Night of the Living Dead

Im Jahre 1967 hatte ein junger, gerade erst 27 jähriger Mann namens George Andrew Romero die Idee zu einer Art Film, wie es ihn bis dato noch nicht gegeben hatte. Des ewigen Mainstream- Einerlei überdrüssig deutete er die Zeichen seiner Zeit. Zwei der kommerziell gewinnbringendsten Genres hatten ausgedient. Der Kriegsfilm sowie der Western. Schon im Jahr 1964, durch Leones FÜR EINE HANDVOLL DOLLAR und noch stärker durch Corbuccis DJANGO (1966) hatte der italienische Western den amerikanischen in Europa abgelöst. In den USA ergab sich diese Entwicklung vorrangig durch die jugendliche „Gegenbewegung“ der 60er, in der dieses antiquiert wirkende Genre den Idealen der Hippiegeneration, zumindest im Gewand der Edelwestern, nicht entgegen kam (psychedelische Western wie der 1976 entstandene MAD DOG mit Dennis Hopper waren damals noch in weiter Ferne).

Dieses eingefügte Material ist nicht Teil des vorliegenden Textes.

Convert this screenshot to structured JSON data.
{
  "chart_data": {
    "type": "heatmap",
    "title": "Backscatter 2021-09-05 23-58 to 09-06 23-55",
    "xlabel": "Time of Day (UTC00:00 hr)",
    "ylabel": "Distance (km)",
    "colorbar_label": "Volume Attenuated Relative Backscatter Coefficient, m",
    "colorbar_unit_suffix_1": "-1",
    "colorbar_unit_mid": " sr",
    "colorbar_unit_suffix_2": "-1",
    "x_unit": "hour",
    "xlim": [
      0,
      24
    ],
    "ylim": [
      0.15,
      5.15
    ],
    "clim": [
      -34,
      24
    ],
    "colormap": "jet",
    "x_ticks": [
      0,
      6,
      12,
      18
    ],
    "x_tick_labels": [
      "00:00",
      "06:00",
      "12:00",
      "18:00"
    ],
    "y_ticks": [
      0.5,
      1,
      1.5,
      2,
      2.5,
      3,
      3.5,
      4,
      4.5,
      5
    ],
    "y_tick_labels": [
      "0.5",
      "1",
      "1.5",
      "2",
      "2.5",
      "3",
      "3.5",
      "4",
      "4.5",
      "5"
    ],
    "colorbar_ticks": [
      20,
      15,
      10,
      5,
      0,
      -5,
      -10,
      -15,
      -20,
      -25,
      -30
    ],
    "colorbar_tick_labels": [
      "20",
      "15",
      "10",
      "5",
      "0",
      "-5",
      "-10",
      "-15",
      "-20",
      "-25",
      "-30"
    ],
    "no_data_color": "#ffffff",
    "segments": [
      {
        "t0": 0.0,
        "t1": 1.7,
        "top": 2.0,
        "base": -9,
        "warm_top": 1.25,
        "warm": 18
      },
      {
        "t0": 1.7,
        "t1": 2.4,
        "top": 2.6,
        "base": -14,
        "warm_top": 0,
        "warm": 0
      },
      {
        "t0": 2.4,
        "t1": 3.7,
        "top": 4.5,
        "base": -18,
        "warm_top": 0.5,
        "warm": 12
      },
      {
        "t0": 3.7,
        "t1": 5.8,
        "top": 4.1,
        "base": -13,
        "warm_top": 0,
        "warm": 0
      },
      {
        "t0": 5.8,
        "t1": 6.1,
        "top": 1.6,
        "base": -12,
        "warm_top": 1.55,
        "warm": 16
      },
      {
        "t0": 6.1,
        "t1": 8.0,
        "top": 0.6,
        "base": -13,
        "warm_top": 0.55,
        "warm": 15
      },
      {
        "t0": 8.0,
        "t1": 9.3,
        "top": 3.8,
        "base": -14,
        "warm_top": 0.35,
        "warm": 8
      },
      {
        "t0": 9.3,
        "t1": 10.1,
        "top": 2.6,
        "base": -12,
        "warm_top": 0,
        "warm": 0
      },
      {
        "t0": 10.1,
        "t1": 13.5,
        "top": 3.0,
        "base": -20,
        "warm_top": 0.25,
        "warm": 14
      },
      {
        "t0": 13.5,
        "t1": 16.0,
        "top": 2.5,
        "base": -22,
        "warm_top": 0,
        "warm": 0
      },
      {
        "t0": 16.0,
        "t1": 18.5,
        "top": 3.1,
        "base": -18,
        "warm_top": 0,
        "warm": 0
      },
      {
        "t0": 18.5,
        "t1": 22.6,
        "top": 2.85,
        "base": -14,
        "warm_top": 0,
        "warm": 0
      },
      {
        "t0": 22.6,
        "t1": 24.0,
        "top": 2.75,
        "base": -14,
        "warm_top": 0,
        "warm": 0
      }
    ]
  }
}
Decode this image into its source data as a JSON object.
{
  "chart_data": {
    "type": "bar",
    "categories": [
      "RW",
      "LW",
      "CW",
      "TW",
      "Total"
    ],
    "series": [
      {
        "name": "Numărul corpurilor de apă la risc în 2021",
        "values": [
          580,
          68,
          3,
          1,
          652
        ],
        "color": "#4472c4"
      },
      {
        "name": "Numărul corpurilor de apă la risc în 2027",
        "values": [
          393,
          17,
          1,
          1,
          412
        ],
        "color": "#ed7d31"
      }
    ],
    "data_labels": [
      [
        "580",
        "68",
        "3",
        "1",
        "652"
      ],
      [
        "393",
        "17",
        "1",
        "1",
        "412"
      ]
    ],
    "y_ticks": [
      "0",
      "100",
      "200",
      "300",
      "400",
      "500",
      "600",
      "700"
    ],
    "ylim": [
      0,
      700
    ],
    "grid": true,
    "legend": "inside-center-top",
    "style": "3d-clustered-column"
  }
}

So war es denn auch nicht verwunderlich, dass Regisseure wie Sam Peckinpah oder Sergio Leone den Abgesang auf dieses Genre thematisierten. Dass der Kriegsfilm sich mangelnder Beliebtheit erfreute, lag im Zusammenhang mit dem in den USA und insbesondere Vietnam allgegenwärtigen Krieg nahe. So verhielt sich denn auch die amerikanische Filmindustrie, wie sich die Filmindustrie zu Kriegszeiten immer verhält. Ideenarm marschierten die Studios zurück in die 50er und versuchten das inzwischen stärker hinterfragende Publikum mit locker-leichten Unterhaltungskomödien zu begeistern, was rasch zu einer völligen Ablehnung sowohl der Inhalte, als auch der puritanischen Einstellung der Major- Studios, die diese mit ihren Filmen transportieren wollten, führte.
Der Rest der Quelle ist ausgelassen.